Once I reach the safety of the restroom, I grip the sides of the sink, staring at myself in the mirror. What the fuck am I doing? I’ve got a gorgeous guy to flirt with, potentially go home and hook up with. That’s what I wanted.
Why am I overthinking this? Why the hell can’t I get Seb’s face out of my mind? Why can’t I stop his words from earlier circulating in my head?
Do the guys know they’re part of a game?
I just need to stop thinking.
I come out of the restroom, scanning the dancefloor for Louis.
But he’s not on the dancefloor anymore. Instead, he’s over at the booth talking to Seb.
Immediately, my shoulders seize and I’m stalking through the crowd toward them before I can stop myself.
“What are you doing?” I demand.
Louis raises a perfect eyebrow. “I’m just talking to your friend’s little brother. He’s telling me he’s at university and wants to be a biologist.”
Affection swirls inside me. But the warm feeling dies abruptly as Louis looks between us and speaks. “Why don’t you both come back to my place for some fun?”
“Yeah, that’s not going to happen,” I say as I grab Louis’s arm and pull him away from Seb.
“What’s the problem with my suggestion?” Louis tosses his head, smirking as I drag him back to the dancefloor. “Your friend’s little brother seems up for it. I think we both could have some fun with that green ass.”
I stop still, rage flooding through me.
“Leave him the fuck alone,” I growl.
Louis’s eyes widen. “Ah…you do not like to share. Is that the problem here?”
Holy fuck, I want to clock the guy. Which is a new emotion for me.
I don’t do jealousy. I’ve always adopted a “the more, the merrier” policy when it comes to sex. Watching other guys hooking up when I get to play too has always been high on my list of fun times.
But the thought of Louis’s grubby hands on Seb, of Louis getting to see that blush lighting up Seb’s creamy skin, of Louis getting to kiss Seb’s lips, sets off something almost primitive inside me.
“He’s your boyfriend, then? Is tonight just about trying to make him jealous? Is that the game you’re playing?” Louis asks.
Game.
There’s that word again.
The word pulls me up short. Because I can’t deny I’m someone who likes to play games.
But nothing about tonight has felt like a game.

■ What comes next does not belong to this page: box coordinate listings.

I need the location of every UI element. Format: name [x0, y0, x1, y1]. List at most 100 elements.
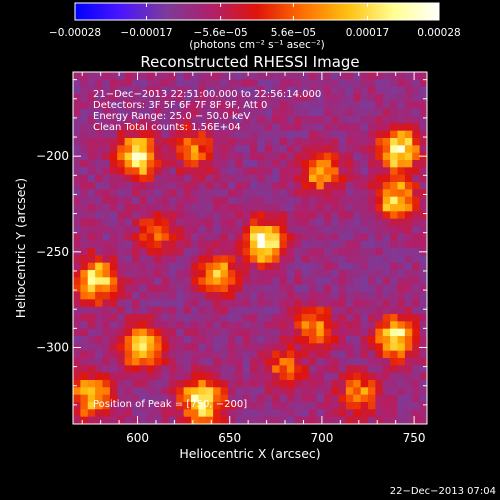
heatmap-cell	[191, 343, 199, 352]
heatmap-cell	[316, 152, 325, 161]
heatmap-cell	[168, 380, 177, 388]
heatmap-cell	[309, 174, 317, 183]
heatmap-cell	[242, 79, 251, 88]
heatmap-cell	[345, 226, 354, 234]
heatmap-cell	[176, 233, 185, 242]
heatmap-cell	[382, 409, 391, 418]
heatmap-cell	[132, 72, 140, 80]
heatmap-cell	[146, 226, 155, 234]
heatmap-cell	[146, 233, 155, 242]
heatmap-cell	[132, 79, 140, 88]
heatmap-cell	[220, 108, 229, 117]
heatmap-cell	[227, 416, 236, 424]
heatmap-cell	[73, 292, 81, 300]
heatmap-cell	[264, 328, 273, 337]
heatmap-cell	[168, 402, 177, 410]
heatmap-cell	[360, 233, 369, 242]
heatmap-cell	[368, 380, 376, 388]
heatmap-cell	[161, 292, 170, 300]
heatmap-cell	[242, 160, 251, 168]
heatmap-cell	[360, 167, 369, 176]
heatmap-cell	[286, 299, 295, 308]
heatmap-cell	[73, 226, 81, 234]
heatmap-cell	[80, 394, 89, 403]
heatmap-cell	[124, 94, 133, 102]
heatmap-cell	[360, 387, 369, 396]
heatmap-cell	[279, 365, 288, 374]
heatmap-cell	[419, 416, 427, 424]
heatmap-cell	[264, 277, 273, 286]
heatmap-cell	[95, 365, 104, 374]
heatmap-cell	[316, 409, 325, 418]
heatmap-cell	[360, 248, 369, 256]
heatmap-cell	[220, 174, 229, 183]
heatmap-cell	[176, 196, 185, 205]
heatmap-cell	[368, 233, 376, 242]
heatmap-cell	[397, 380, 406, 388]
heatmap-cell	[227, 292, 236, 300]
heatmap-cell	[397, 101, 406, 110]
heatmap-cell	[286, 101, 295, 110]
heatmap-cell	[154, 86, 163, 95]
heatmap-cell	[353, 182, 362, 190]
heatmap-cell	[250, 182, 258, 190]
heatmap-cell	[404, 328, 413, 337]
heatmap-cell	[368, 138, 376, 146]
heatmap-cell	[191, 416, 199, 424]
heatmap-cell	[235, 174, 244, 183]
heatmap-cell	[250, 270, 258, 278]
heatmap-cell	[227, 284, 236, 293]
heatmap-cell	[286, 226, 295, 234]
heatmap-cell	[368, 211, 376, 220]
heatmap-cell	[154, 160, 163, 168]
heatmap-cell	[390, 211, 399, 220]
heatmap-cell	[183, 130, 192, 139]
heatmap-cell	[382, 262, 391, 271]
heatmap-cell	[124, 350, 133, 359]
heatmap-cell	[176, 211, 185, 220]
heatmap-cell	[176, 292, 185, 300]
heatmap-cell	[397, 86, 406, 95]
heatmap-cell	[220, 79, 229, 88]
heatmap-cell	[345, 328, 354, 337]
heatmap-cell	[220, 306, 229, 315]
heatmap-cell	[353, 152, 362, 161]
heatmap-cell	[139, 380, 148, 388]
heatmap-cell	[301, 233, 310, 242]
heatmap-cell	[257, 130, 266, 139]
heatmap-cell	[146, 402, 155, 410]
heatmap-cell	[73, 321, 81, 330]
heatmap-cell	[272, 204, 281, 212]
heatmap-cell	[412, 101, 421, 110]
heatmap-cell	[198, 255, 207, 264]
heatmap-cell	[250, 116, 258, 124]
heatmap-cell	[294, 343, 303, 352]
heatmap-cell	[331, 233, 340, 242]
heatmap-cell	[213, 196, 222, 205]
heatmap-cell	[286, 350, 295, 359]
heatmap-cell	[331, 196, 340, 205]
heatmap-cell	[235, 394, 244, 403]
heatmap-cell	[213, 226, 222, 234]
heatmap-cell	[161, 116, 170, 124]
heatmap-cell	[397, 204, 406, 212]
heatmap-cell	[183, 174, 192, 183]
heatmap-cell	[301, 94, 310, 102]
heatmap-cell	[95, 248, 104, 256]
heatmap-cell	[286, 145, 295, 154]
heatmap-cell	[168, 189, 177, 198]
heatmap-cell	[323, 416, 332, 424]
heatmap-cell	[139, 94, 148, 102]
heatmap-cell	[264, 248, 273, 256]
heatmap-cell	[257, 218, 266, 227]
heatmap-cell	[191, 248, 199, 256]
heatmap-cell	[198, 321, 207, 330]
heatmap-cell	[198, 248, 207, 256]
heatmap-cell	[87, 240, 96, 249]
heatmap-cell	[390, 182, 399, 190]
heatmap-cell	[139, 284, 148, 293]
heatmap-cell	[205, 262, 214, 271]
heatmap-cell	[404, 372, 413, 381]
heatmap-cell	[205, 306, 214, 315]
heatmap-cell	[95, 292, 104, 300]
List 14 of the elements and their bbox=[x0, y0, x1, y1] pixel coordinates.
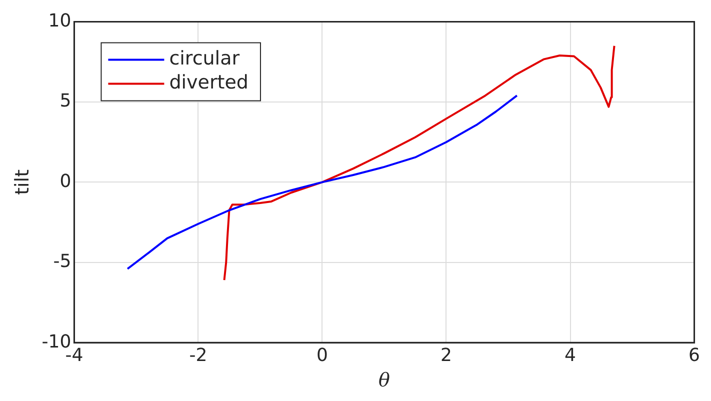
y-tick-label: 10 bbox=[48, 10, 72, 32]
x-axis-title: θ bbox=[378, 370, 391, 392]
y-tick-label: -5 bbox=[53, 251, 72, 272]
x-tick-label: 2 bbox=[440, 345, 452, 366]
legend-label: diverted bbox=[169, 72, 248, 94]
x-tick-label: 4 bbox=[564, 345, 576, 366]
y-axis-title: tilt bbox=[11, 169, 34, 195]
x-tick-label: 0 bbox=[316, 345, 328, 366]
x-tick-label: 6 bbox=[688, 345, 700, 366]
y-tick-label: 0 bbox=[60, 170, 72, 192]
legend-label: circular bbox=[169, 48, 240, 70]
y-tick-label: 5 bbox=[60, 90, 72, 112]
x-tick-label: -2 bbox=[189, 345, 208, 366]
y-tick-label: -10 bbox=[42, 331, 72, 352]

“He’s not my boyfriend,” I manage.
“Ah, but you want him to be, right? You’ve spent half the night looking at him.”
“I don’t do boyfriends,” I reply.
Louis raises an eyebrow. “So you’re just trying to make him jealous for the sake of it?”
“No…I’m…”
I’m what? I’m trying to protect Seb from me. I’m trying to show him exactly who I am so he’ll stop looking at me like I hung the moon.
Because the last person who looked at me like Seb looks at me…I failed them completely.